A good preparatory exercise for learning to navigate chord changes is to practice making up quarter-note lines through the changes. “Walking lines”, if you will. Of course, this is routinely expected of bass players in jazz. But as a guitarist, you may never have thought much about how bass players come up with these lines. If you’ve never tried it, you may even be thinking, “Quarter notes... how hard could that be?” But there are some specific characteristics of a good-sounding walking bass line. The placement of each note in the measure matters a great deal. If we study this, we could come away with some new understandings about how to connect chord tones. We could, at the very least, come away with renewed appreciation for bass players! So let’s begin...

For bass players, a typical practice is to put the root of the chord on the first beat. They also usually prefer to connect chords by stepwise motion rather than large skips. They tend to put chord tones on beats one and three when playing traditional walking lines in 4/4 time.


Since we’re not bass players, I’d suggest that we not worry so much about putting the root on the downbeat; other chord tones would be okay. We can also be freer about using extensions and alterations as chord tones. (Not to say that modern bass players don’t do that anyway.)

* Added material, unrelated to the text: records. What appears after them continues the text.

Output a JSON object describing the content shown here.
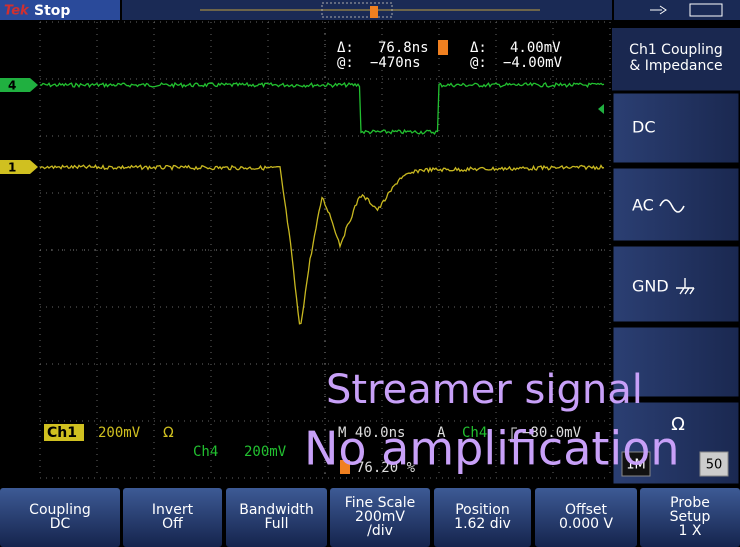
{
  "top_bar": {
    "brand": "Tek",
    "state": "Stop"
  },
  "cursor_readout": {
    "time_delta_label": "Δ:",
    "time_delta": "76.8ns",
    "time_at_label": "@:",
    "time_at": "−470ns",
    "volt_delta_label": "Δ:",
    "volt_delta": "4.00mV",
    "volt_at_label": "@:",
    "volt_at": "−4.00mV"
  },
  "channel_markers": [
    "4",
    "1"
  ],
  "side_menu": {
    "title": [
      "Ch1 Coupling",
      "& Impedance"
    ],
    "options": [
      "DC",
      "AC",
      "GND"
    ],
    "impedance": {
      "symbol": "Ω",
      "options": [
        "1M",
        "50"
      ]
    }
  },
  "status": {
    "ch1_badge": "Ch1",
    "ch1_scale": "200mV",
    "ch1_impedance": "Ω",
    "ch4_label": "Ch4",
    "ch4_scale": "200mV",
    "timebase": "M 40.0ns",
    "trigger_mode": "A",
    "trigger_source": "Ch4",
    "trigger_level": "−80.0mV",
    "trigger_position": "76.20 %"
  },
  "annotation": [
    "Streamer signal",
    "No amplification"
  ],
  "bottom_menu": [
    {
      "lines": [
        "Coupling",
        "DC"
      ]
    },
    {
      "lines": [
        "Invert",
        "Off"
      ]
    },
    {
      "lines": [
        "Bandwidth",
        "Full"
      ]
    },
    {
      "lines": [
        "Fine Scale",
        "200mV",
        "/div"
      ]
    },
    {
      "lines": [
        "Position",
        "1.62 div"
      ]
    },
    {
      "lines": [
        "Offset",
        "0.000 V"
      ]
    },
    {
      "lines": [
        "Probe",
        "Setup",
        "1 X"
      ]
    }
  ]
}
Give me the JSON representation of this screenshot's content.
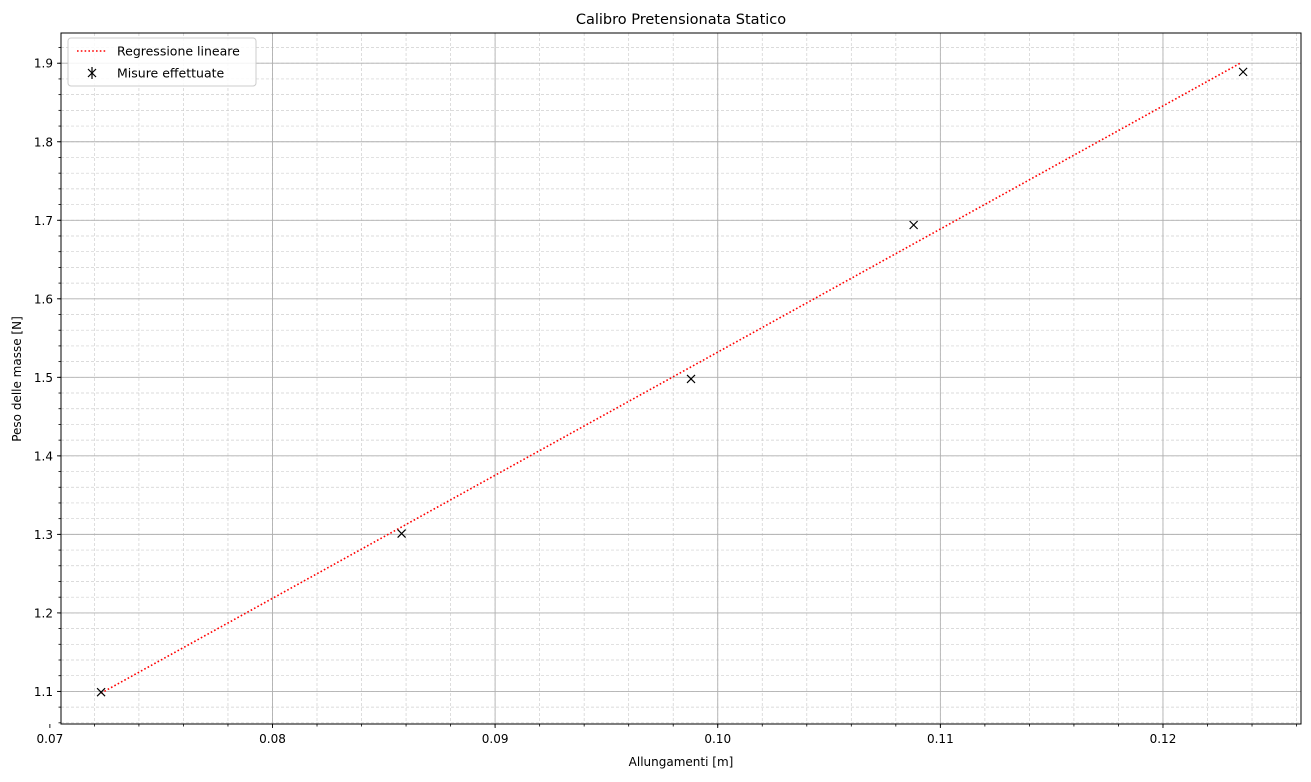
{
  "chart_data": {
    "type": "scatter",
    "title": "Calibro Pretensionata Statico",
    "xlabel": "Allungamenti [m]",
    "ylabel": "Peso delle masse [N]",
    "xlim": [
      0.0705,
      0.1262
    ],
    "ylim": [
      1.0585,
      1.9385
    ],
    "x_ticks": [
      0.07,
      0.08,
      0.09,
      0.1,
      0.11,
      0.12
    ],
    "x_tick_labels": [
      "0.07",
      "0.08",
      "0.09",
      "0.10",
      "0.11",
      "0.12"
    ],
    "y_ticks": [
      1.1,
      1.2,
      1.3,
      1.4,
      1.5,
      1.6,
      1.7,
      1.8,
      1.9
    ],
    "y_tick_labels": [
      "1.1",
      "1.2",
      "1.3",
      "1.4",
      "1.5",
      "1.6",
      "1.7",
      "1.8",
      "1.9"
    ],
    "x_minor_step": 0.002,
    "y_minor_step": 0.02,
    "grid": "major solid, minor dashed",
    "legend_position": "upper-left",
    "series": [
      {
        "name": "Regressione lineare",
        "kind": "line",
        "style": "dotted",
        "color": "#ff0000",
        "x": [
          0.0723,
          0.1235
        ],
        "y": [
          1.0978,
          1.9005
        ]
      },
      {
        "name": "Misure effettuate",
        "kind": "markers",
        "marker": "x",
        "color": "#000000",
        "x": [
          0.0723,
          0.0858,
          0.0988,
          0.1088,
          0.1236
        ],
        "y": [
          1.099,
          1.301,
          1.498,
          1.694,
          1.889
        ]
      }
    ]
  }
}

What follows next is a sample chorus I did on “All the Things You Are”, using the guidelines above. I’ve tried to give you a mix of easily understood diatonic stuff and not-so-predictable chromatic stuff. As I walked through the progression, I had to keep in mind things like key centers and appropriate scales for things like dominant chords in ii-V progressions. But I focused on putting chord tones on beats 1 and 3 and I moved from chord to chord by step rather than skip. (Occasionally, as in measure 4, I used the lowered 7th on a major chord, implying a dominant sounds for a stronger pull to the next chord. Bass players do that sometimes.) Here’s what happened:


musical notation


Play this example, then make up some of your own. Next steps to take:
• Break up the quarter note pattern; add rests. Distribute the same notes differently in the time.
• Add connecting eighth notes between some of the quarter notes.
• Add connecting eighth notes between ALL of the quarter notes for a continuous eighth note line - you’ll probably have to use a lot of chromaticism to make this work, and you’ll learn from that.